A CD reissue of Gil Evan's 1973 Atlantic album, "Svengali." "This is one of Gil Evans's finest recordings of the 1970s." (Scott Yanow, All Music Guide)
JazzTimes - 6/99, p.111
"...SVENGALI has a good deal of music on the leading edge....Unlike the evil manipulator of fiction, Evans was a benevolent genius who did not need hypnosis to induce his subjects to make beautiful music....some of the most unusual writing of his last two decades."
Recorded at Trinity Church and Philharmonic Hall, New York, New York in 1973.

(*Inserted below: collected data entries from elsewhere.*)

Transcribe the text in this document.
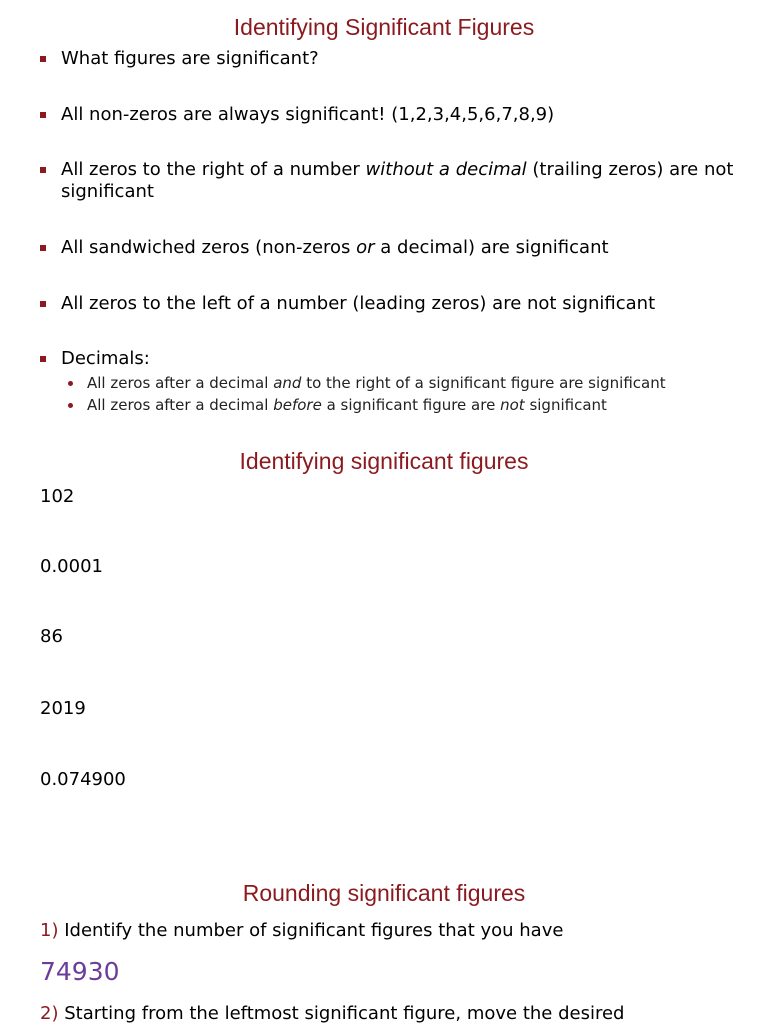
Identifying Significant Figures
What figures are significant?
All non-zeros are always significant! (1,2,3,4,5,6,7,8,9)
All zeros to the right of a number without a decimal (trailing zeros) are not significant
All sandwiched zeros (non-zeros or a decimal) are significant
All zeros to the left of a number (leading zeros) are not significant
Decimals:
All zeros after a decimal and to the right of a significant figure are significant
All zeros after a decimal before a significant figure are not significant
Identifying significant figures
102
0.0001
86
2019
0.074900
Rounding significant figures
1) Identify the number of significant figures that you have
74930
2) Starting from the leftmost significant figure, move the desired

Personnel: Gil Evans (piano, electric piano); Ted Dunbar (guitar); Trevor Koehler (flute, soprano saxophone, baritone saxophone); Billy Harper (flute, tenor saxophone); David Sanborn (alto saxophone); Howard Johnson (baritone saxophone, flugelhorn, tuba); Marvin "Hannibal" Peterson , Richard Williams, Tex Allen (trumpet); Sharon Freeman, Peter Levin (French horn); Joseph Daley (trombone, tuba); David Horowitz (synthesizer); Herb Bushler (bass guitar); Bruce Ditmas (drums); Susan Evans (percussion).
Arranger: Gil Evans.
Rescued from obscurity and the collectors' shops, the once-rare 1973 SVENGALI (Gil Evans' name scrambled) is back in print. Gil Evans emerged toward the end of the big band era as a composer and arranger, and collaborated with Miles Davis for several albums in the early 1960s (QUIET NIGHTS, SKETCHES OF SPAIN). Like Miles, Evans did not stand still musically and borrowed from jazz's outer limits as well as the progressive/experimental rock and electronic music of the late '60s/early '70s.
The results sometimes sound like Frank Zappa (circa 1968-71) jamming with the Duke Ellington Orchestra on Mars in the year 2010: swinging, yet daring, electric, searing and probing. The Evans band featured players who would go on to be leaders in their own right: David Sanborn, Billy Harper (who contributes two tunes) and Hannibal Marvin Peterson. This is an important album in the history of both big band jazz and fusion.